This is the mail archive of the
gcc-bugs@gcc.gnu.org
mailing list for the GCC project.
[Bug rtl-optimization/67609] [5/6 Regression] Generates wrong code for SSE2 _mm_load_pd
- From: "vmakarov at gcc dot gnu.org" <gcc-bugzilla at gcc dot gnu dot org>
- To: gcc-bugs at gcc dot gnu dot org
- Date: Fri, 16 Oct 2015 12:44:13 +0000
- Subject: [Bug rtl-optimization/67609] [5/6 Regression] Generates wrong code for SSE2 _mm_load_pd
- Auto-submitted: auto-generated
- References: <bug-67609-4 at http dot gcc dot gnu dot org/bugzilla/>
https://gcc.gnu.org/bugzilla/show_bug.cgi?id=67609
--- Comment #8 from Vladimir Makarov <vmakarov at gcc dot gnu.org> ---
(In reply to UroÅ Bizjak from comment #7)

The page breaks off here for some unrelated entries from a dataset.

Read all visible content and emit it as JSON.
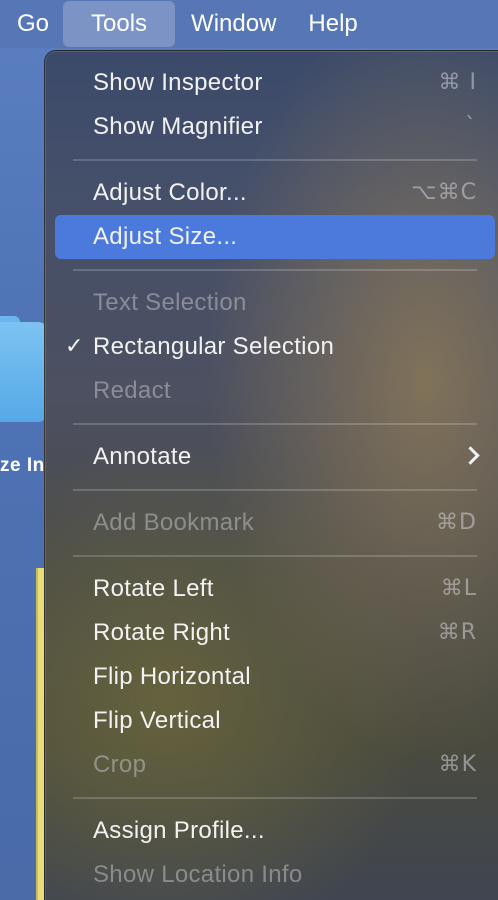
{
  "menubar": {
    "items": [
      {
        "label": "Go"
      },
      {
        "label": "Tools"
      },
      {
        "label": "Window"
      },
      {
        "label": "Help"
      }
    ],
    "active": "Tools"
  },
  "desktop": {
    "label_fragment": "ze In"
  },
  "tools_menu": {
    "items": [
      {
        "label": "Show Inspector",
        "shortcut": "⌘ I",
        "enabled": true
      },
      {
        "label": "Show Magnifier",
        "shortcut": "`",
        "enabled": true
      },
      {
        "label": "Adjust Color...",
        "shortcut": "⌥⌘C",
        "enabled": true
      },
      {
        "label": "Adjust Size...",
        "shortcut": "",
        "enabled": true,
        "highlighted": true
      },
      {
        "label": "Text Selection",
        "shortcut": "",
        "enabled": false
      },
      {
        "label": "Rectangular Selection",
        "shortcut": "",
        "enabled": true,
        "checked": true
      },
      {
        "label": "Redact",
        "shortcut": "",
        "enabled": false
      },
      {
        "label": "Annotate",
        "shortcut": "",
        "enabled": true,
        "submenu": true
      },
      {
        "label": "Add Bookmark",
        "shortcut": "⌘D",
        "enabled": false
      },
      {
        "label": "Rotate Left",
        "shortcut": "⌘L",
        "enabled": true
      },
      {
        "label": "Rotate Right",
        "shortcut": "⌘R",
        "enabled": true
      },
      {
        "label": "Flip Horizontal",
        "shortcut": "",
        "enabled": true
      },
      {
        "label": "Flip Vertical",
        "shortcut": "",
        "enabled": true
      },
      {
        "label": "Crop",
        "shortcut": "⌘K",
        "enabled": false
      },
      {
        "label": "Assign Profile...",
        "shortcut": "",
        "enabled": true
      },
      {
        "label": "Show Location Info",
        "shortcut": "",
        "enabled": false
      }
    ],
    "checkmark_icon": "checkmark-icon",
    "submenu_icon": "chevron-right-icon"
  },
  "colors": {
    "highlight": "#4b79dc",
    "menubar": "#5676b4"
  }
}
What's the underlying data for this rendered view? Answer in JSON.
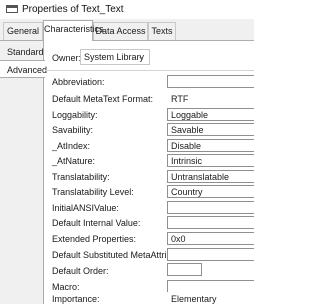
{
  "window": {
    "title": "Properties of Text_Text"
  },
  "tabs": [
    "General",
    "Characteristics",
    "Data Access",
    "Texts"
  ],
  "side_tabs": [
    "Standard",
    "Advanced"
  ],
  "owner": {
    "label": "Owner:",
    "value": "System Library"
  },
  "properties": [
    {
      "label": "Abbreviation:",
      "value": ""
    },
    {
      "label": "Default MetaText Format:",
      "value": "RTF"
    },
    {
      "label": "Loggability:",
      "value": "Loggable"
    },
    {
      "label": "Savability:",
      "value": "Savable"
    },
    {
      "label": "_AtIndex:",
      "value": "Disable"
    },
    {
      "label": "_AtNature:",
      "value": "Intrinsic"
    },
    {
      "label": "Translatability:",
      "value": "Untranslatable"
    },
    {
      "label": "Translatability Level:",
      "value": "Country"
    },
    {
      "label": "InitialANSIValue:",
      "value": ""
    },
    {
      "label": "Default Internal Value:",
      "value": ""
    },
    {
      "label": "Extended Properties:",
      "value": "0x0"
    },
    {
      "label": "Default Substituted MetaAttribute:",
      "value": ""
    },
    {
      "label": "Default Order:",
      "value": ""
    },
    {
      "label": "Macro:",
      "value": ""
    },
    {
      "label": "Importance:",
      "value": "Elementary"
    }
  ]
}
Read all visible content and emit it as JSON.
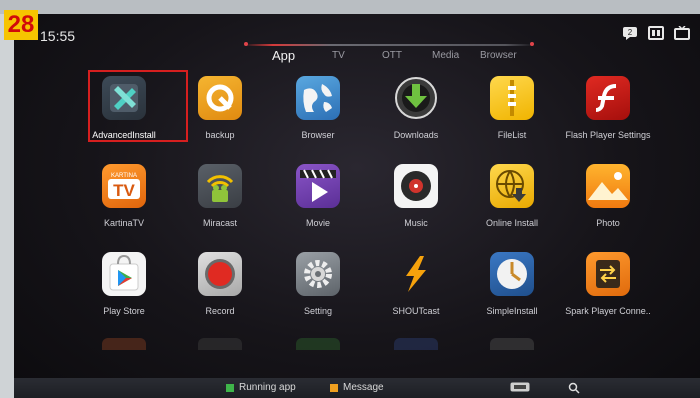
{
  "badge": "28",
  "status_bar": {
    "time": "15:55"
  },
  "tabs": [
    {
      "label": "App"
    },
    {
      "label": "TV"
    },
    {
      "label": "OTT"
    },
    {
      "label": "Media"
    },
    {
      "label": "Browser"
    }
  ],
  "apps": [
    {
      "label": "AdvancedInstall",
      "icon": "advanced-install-icon"
    },
    {
      "label": "backup",
      "icon": "backup-icon"
    },
    {
      "label": "Browser",
      "icon": "browser-globe-icon"
    },
    {
      "label": "Downloads",
      "icon": "downloads-icon"
    },
    {
      "label": "FileList",
      "icon": "file-list-icon"
    },
    {
      "label": "Flash Player Settings",
      "icon": "flash-player-icon"
    },
    {
      "label": "KartinaTV",
      "icon": "kartina-tv-icon"
    },
    {
      "label": "Miracast",
      "icon": "miracast-icon"
    },
    {
      "label": "Movie",
      "icon": "movie-icon"
    },
    {
      "label": "Music",
      "icon": "music-icon"
    },
    {
      "label": "Online Install",
      "icon": "online-install-icon"
    },
    {
      "label": "Photo",
      "icon": "photo-icon"
    },
    {
      "label": "Play Store",
      "icon": "play-store-icon"
    },
    {
      "label": "Record",
      "icon": "record-icon"
    },
    {
      "label": "Setting",
      "icon": "setting-gear-icon"
    },
    {
      "label": "SHOUTcast",
      "icon": "shoutcast-icon"
    },
    {
      "label": "SimpleInstall",
      "icon": "simple-install-icon"
    },
    {
      "label": "Spark Player Conne..",
      "icon": "spark-player-icon"
    }
  ],
  "kartina_icon_text": {
    "top": "KARTINA",
    "main": "TV"
  },
  "bottom_bar": {
    "running_app": "Running app",
    "message": "Message",
    "running_color": "#3fb54a",
    "message_color": "#f0a020"
  },
  "colors": {
    "selection": "#d61f1f",
    "accent_tab": "#d63a3a"
  }
}
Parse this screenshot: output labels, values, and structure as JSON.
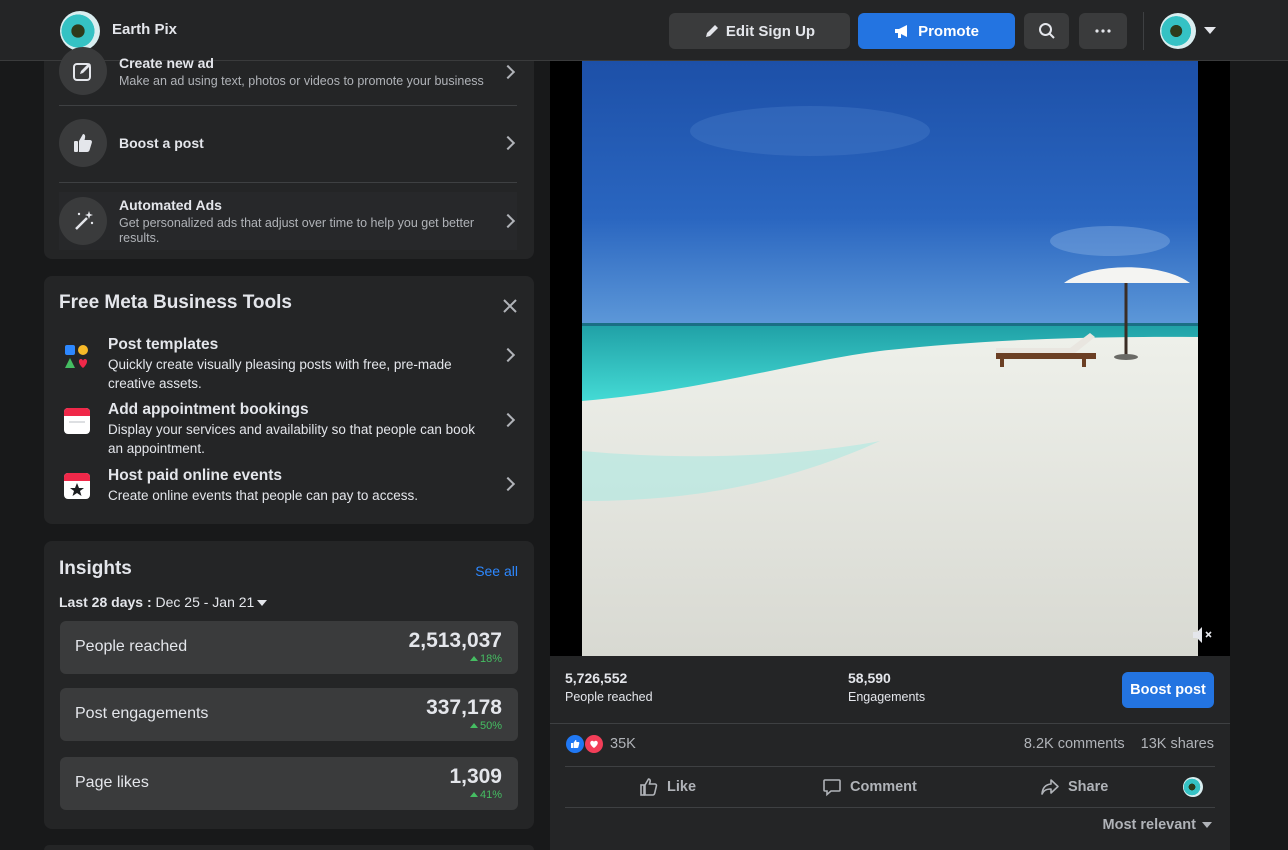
{
  "header": {
    "page_name": "Earth Pix",
    "edit_label": "Edit Sign Up",
    "promote_label": "Promote"
  },
  "ads": {
    "create_title": "Create new ad",
    "create_desc": "Make an ad using text, photos or videos to promote your business",
    "boost_title": "Boost a post",
    "auto_title": "Automated Ads",
    "auto_desc": "Get personalized ads that adjust over time to help you get better results."
  },
  "tools": {
    "title": "Free Meta Business Tools",
    "items": [
      {
        "title": "Post templates",
        "desc": "Quickly create visually pleasing posts with free, pre-made creative assets."
      },
      {
        "title": "Add appointment bookings",
        "desc": "Display your services and availability so that people can book an appointment."
      },
      {
        "title": "Host paid online events",
        "desc": "Create online events that people can pay to access."
      }
    ]
  },
  "insights": {
    "title": "Insights",
    "see_all": "See all",
    "range_label": "Last 28 days :",
    "range_value": "Dec 25 - Jan 21",
    "metrics": [
      {
        "label": "People reached",
        "value": "2,513,037",
        "change": "18%"
      },
      {
        "label": "Post engagements",
        "value": "337,178",
        "change": "50%"
      },
      {
        "label": "Page likes",
        "value": "1,309",
        "change": "41%"
      }
    ]
  },
  "post": {
    "reach_value": "5,726,552",
    "reach_label": "People reached",
    "eng_value": "58,590",
    "eng_label": "Engagements",
    "boost_label": "Boost post",
    "reaction_count": "35K",
    "comments": "8.2K comments",
    "shares": "13K shares",
    "like_label": "Like",
    "comment_label": "Comment",
    "share_label": "Share",
    "sort_label": "Most relevant"
  },
  "colors": {
    "background": "#18191a",
    "surface": "#242526",
    "accent": "#2374e1",
    "positive": "#45bd62"
  }
}
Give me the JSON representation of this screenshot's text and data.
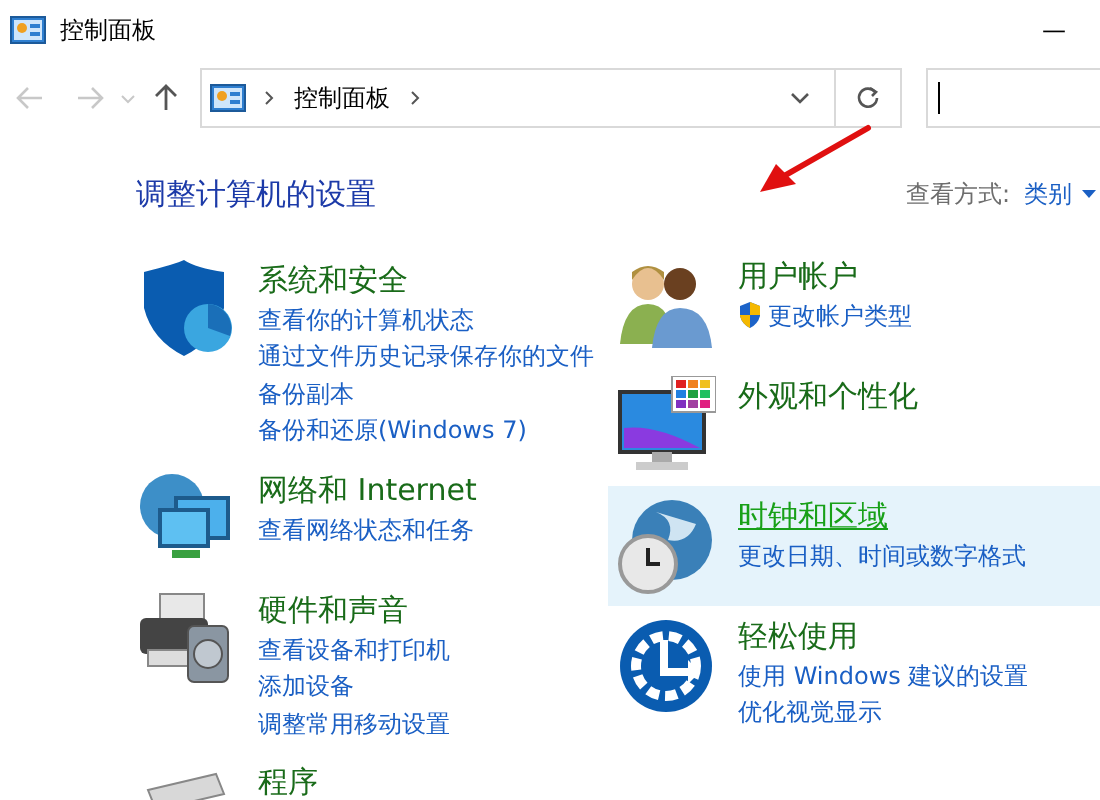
{
  "window": {
    "title": "控制面板",
    "minimize": "—"
  },
  "nav": {
    "breadcrumb": "控制面板"
  },
  "heading": "调整计算机的设置",
  "view_by": {
    "label": "查看方式:",
    "value": "类别"
  },
  "columns": [
    {
      "categories": [
        {
          "kind": "shield",
          "title": "系统和安全",
          "selected": false,
          "links": [
            {
              "text": "查看你的计算机状态",
              "shield": false
            },
            {
              "text": "通过文件历史记录保存你的文件",
              "shield": false
            },
            {
              "text": "备份副本",
              "shield": false
            },
            {
              "text": "备份和还原(Windows 7)",
              "shield": false
            }
          ]
        },
        {
          "kind": "network",
          "title": "网络和 Internet",
          "selected": false,
          "links": [
            {
              "text": "查看网络状态和任务",
              "shield": false
            }
          ]
        },
        {
          "kind": "printer",
          "title": "硬件和声音",
          "selected": false,
          "links": [
            {
              "text": "查看设备和打印机",
              "shield": false
            },
            {
              "text": "添加设备",
              "shield": false
            },
            {
              "text": "调整常用移动设置",
              "shield": false
            }
          ]
        },
        {
          "kind": "programs",
          "title": "程序",
          "selected": false
        }
      ]
    },
    {
      "categories": [
        {
          "kind": "users",
          "title": "用户帐户",
          "selected": false,
          "links": [
            {
              "text": "更改帐户类型",
              "shield": true
            }
          ]
        },
        {
          "kind": "monitor",
          "title": "外观和个性化",
          "selected": false
        },
        {
          "kind": "clock",
          "title": "时钟和区域",
          "selected": true,
          "links": [
            {
              "text": "更改日期、时间或数字格式",
              "shield": false
            }
          ]
        },
        {
          "kind": "access",
          "title": "轻松使用",
          "selected": false,
          "links": [
            {
              "text": "使用 Windows 建议的设置",
              "shield": false
            },
            {
              "text": "优化视觉显示",
              "shield": false
            }
          ]
        }
      ]
    }
  ]
}
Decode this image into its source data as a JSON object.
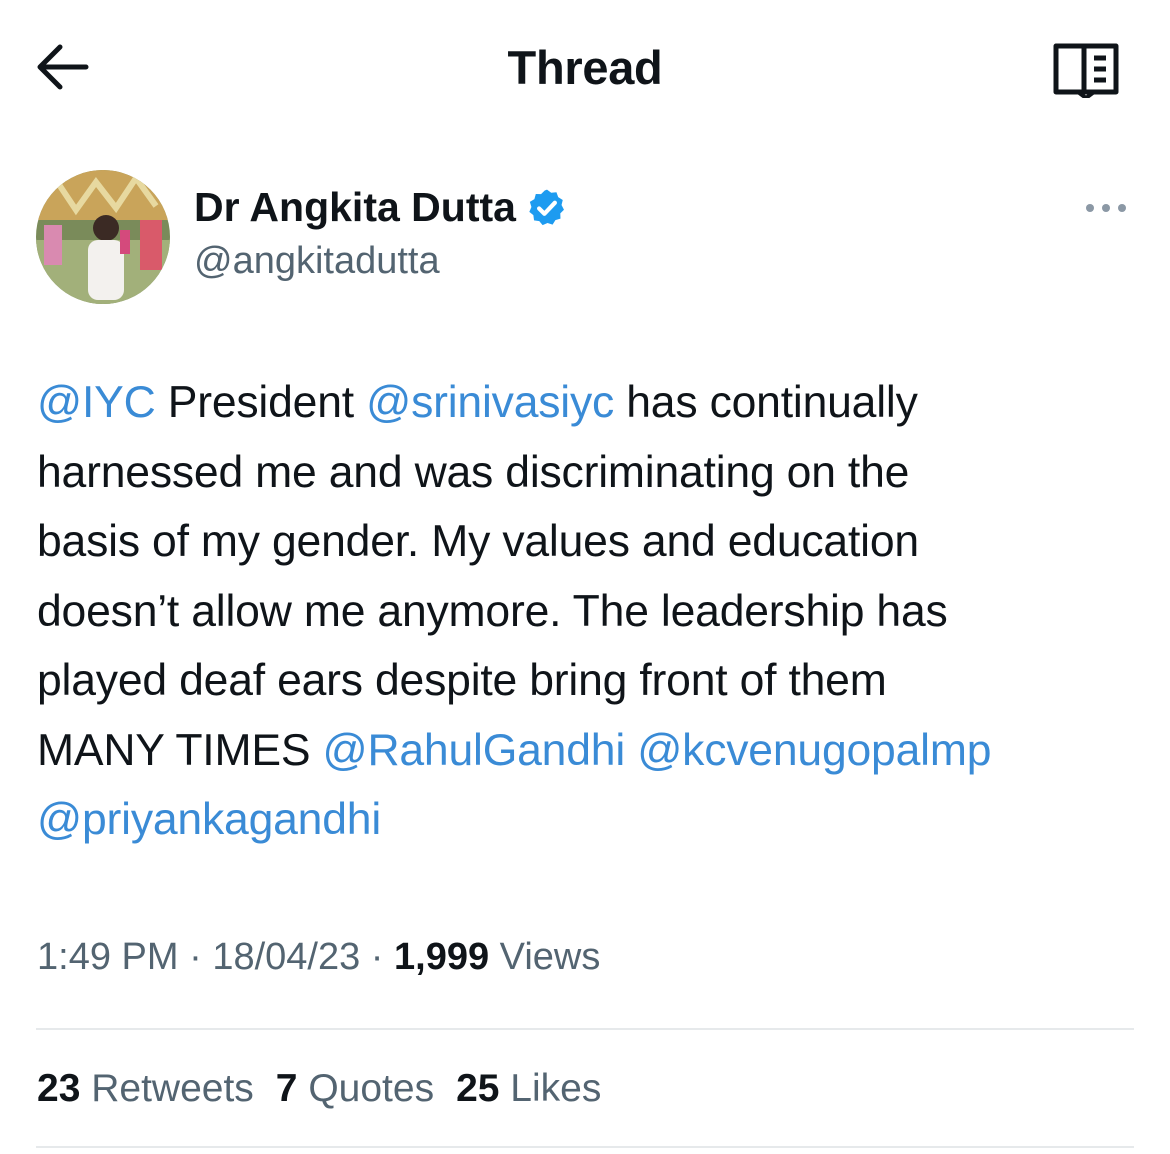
{
  "header": {
    "title": "Thread",
    "back_icon": "arrow-left-icon",
    "reader_icon": "reader-mode-icon"
  },
  "tweet": {
    "author": {
      "name": "Dr Angkita Dutta",
      "handle": "@angkitadutta",
      "verified_badge": "verified-badge-icon",
      "verified_color": "#1d9bf0"
    },
    "more_icon": "more-horizontal-icon",
    "text_lines": [
      [
        {
          "t": "@IYC",
          "m": true
        },
        {
          "t": " President ",
          "m": false
        },
        {
          "t": "@srinivasiyc",
          "m": true
        },
        {
          "t": " has continually",
          "m": false
        }
      ],
      [
        {
          "t": "harnessed me and was discriminating on the",
          "m": false
        }
      ],
      [
        {
          "t": "basis of my gender. My values and education",
          "m": false
        }
      ],
      [
        {
          "t": "doesn’t allow me  anymore. The leadership has",
          "m": false
        }
      ],
      [
        {
          "t": "played deaf ears despite bring front of them",
          "m": false
        }
      ],
      [
        {
          "t": "MANY TIMES ",
          "m": false
        },
        {
          "t": "@RahulGandhi",
          "m": true
        },
        {
          "t": " ",
          "m": false
        },
        {
          "t": "@kcvenugopalmp",
          "m": true
        }
      ],
      [
        {
          "t": "@priyankagandhi",
          "m": true
        }
      ]
    ],
    "meta": {
      "time": "1:49 PM",
      "sep1": " · ",
      "date": "18/04/23",
      "sep2": " · ",
      "views_count": "1,999",
      "views_label": " Views"
    },
    "stats": {
      "retweets_count": "23",
      "retweets_label": " Retweets",
      "quotes_count": "7",
      "quotes_label": " Quotes",
      "likes_count": "25",
      "likes_label": " Likes"
    }
  },
  "colors": {
    "mention": "#3a8bd6",
    "secondary_text": "#536471",
    "primary_text": "#0f1419",
    "divider": "#e6e9eb"
  }
}
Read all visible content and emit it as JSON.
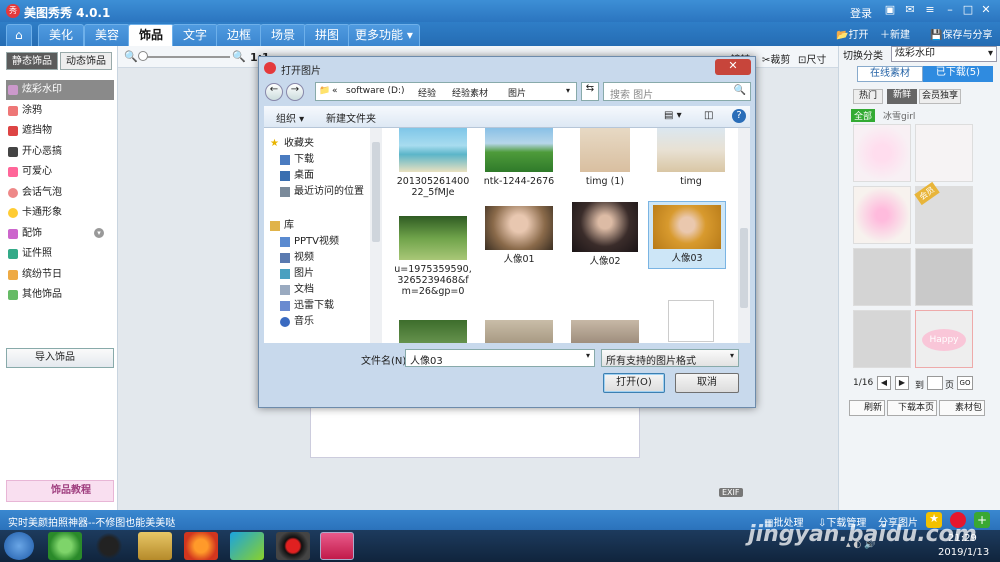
{
  "app": {
    "title": "美图秀秀 4.0.1",
    "logo_text": "秀",
    "login": "登录"
  },
  "nav": {
    "tabs": [
      "美化",
      "美容",
      "饰品",
      "文字",
      "边框",
      "场景",
      "拼图",
      "更多功能"
    ],
    "open": "打开",
    "new": "新建",
    "save": "保存与分享"
  },
  "toolbar": {
    "zoom": "1:1",
    "exif": "EXIF",
    "flip_label": "镜转",
    "crop": "裁剪",
    "size": "尺寸"
  },
  "left": {
    "tabs": [
      "静态饰品",
      "动态饰品"
    ],
    "items": [
      "炫彩水印",
      "涂鸦",
      "遮挡物",
      "开心恶搞",
      "可爱心",
      "会话气泡",
      "卡通形象",
      "配饰",
      "证件照",
      "缤纷节日",
      "其他饰品"
    ],
    "import": "导入饰品",
    "tutorial": "饰品教程"
  },
  "right": {
    "switch_label": "切换分类",
    "category": "炫彩水印",
    "tabs": [
      "在线素材",
      "已下载(5)"
    ],
    "filters": [
      "热门",
      "新鲜",
      "会员独享"
    ],
    "all": "全部",
    "tag": "冰雪girl",
    "page": "1/16",
    "goto": "到",
    "page_unit": "页",
    "go": "GO",
    "refresh": "刷新",
    "download": "下载本页",
    "pack": "素材包",
    "badge": "会员"
  },
  "dialog": {
    "title": "打开图片",
    "path": [
      "«",
      "software (D:)",
      "经验",
      "经验素材",
      "图片"
    ],
    "search": "搜索 图片",
    "organize": "组织 ▾",
    "new_folder": "新建文件夹",
    "nav": [
      "收藏夹",
      "下载",
      "桌面",
      "最近访问的位置",
      "库",
      "PPTV视频",
      "视频",
      "图片",
      "文档",
      "迅雷下载",
      "音乐"
    ],
    "files": [
      "201305261400 22_5fMJe",
      "ntk-1244-2676",
      "timg (1)",
      "timg",
      "u=1975359590, 3265239468&f m=26&gp=0",
      "人像01",
      "人像02",
      "人像03"
    ],
    "filename_label": "文件名(N):",
    "filename": "人像03",
    "filetype": "所有支持的图片格式",
    "open": "打开(O)",
    "cancel": "取消"
  },
  "status": {
    "text": "实时美颜拍照神器--不修图也能美美哒",
    "batch": "批处理",
    "download_mgr": "下载管理",
    "share": "分享图片"
  },
  "taskbar": {
    "time": "21:29",
    "date": "2019/1/13"
  },
  "watermark": "jingyan.baidu.com"
}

> (In reply to Richard Biener from comment #4)
> > (In reply to UroÅ Bizjak from comment #3)
> > > The doc says:
> > >
> > > When used as an lvalue, 'subreg' is a word-based accessor.
> > > Storing to a 'subreg' modifies all the words of REG that
> > > overlap the 'subreg', but it leaves the other words of REG
> > > alone.
> >
> > But UNITS_PER_WORD is 8 so (subreg:DF (TI)) should leave the upper half
> > of the TImode register unchanged.
>
> Indeed, and -m32 creates correct code. So, it is register allocator that
> fails.
>
> Reconfirmed as rtl-optimization problem.
It is a quite interesting PR which reveals a long lasting latent bug in GCC.
Basically we have before LRA
2: r90:DF=xmm0:DF
REG_DEAD xmm0:DF
3: NOTE_INSN_FUNCTION_BEG
6: r89:TI=[`reg']
7: r89:TI#0=r90:DF
REG_DEAD r90:DF
8: [`reg']=r89:TI#0
LRA and reload pass produces
6: xmm1:TI=[`reg']
7: xmm1:DF=xmm0:DF
8: [`reg']=xmm1:V2DF
They does not do any transformations except transforming subreg of hard
register in insn #7. And after that insn #6 is removed as a dead one by
subsequent optimizations. In order to avoid removing insn #6 we need to keep
the subreg until the final pass:
7: xmm1:TI#0=xmm0:DF
Why do LRA and reload remove subregs of hard registers? That is because some
subsequent optimizations can handle them.
Last two days I've been struggling to find solution which involves only LRA
(partial removing subreg of hard regs) but still failing.
In any case, even if I find such solution in LRA, it needs extensive testing on
other targets and probably it will be ready next week at the best.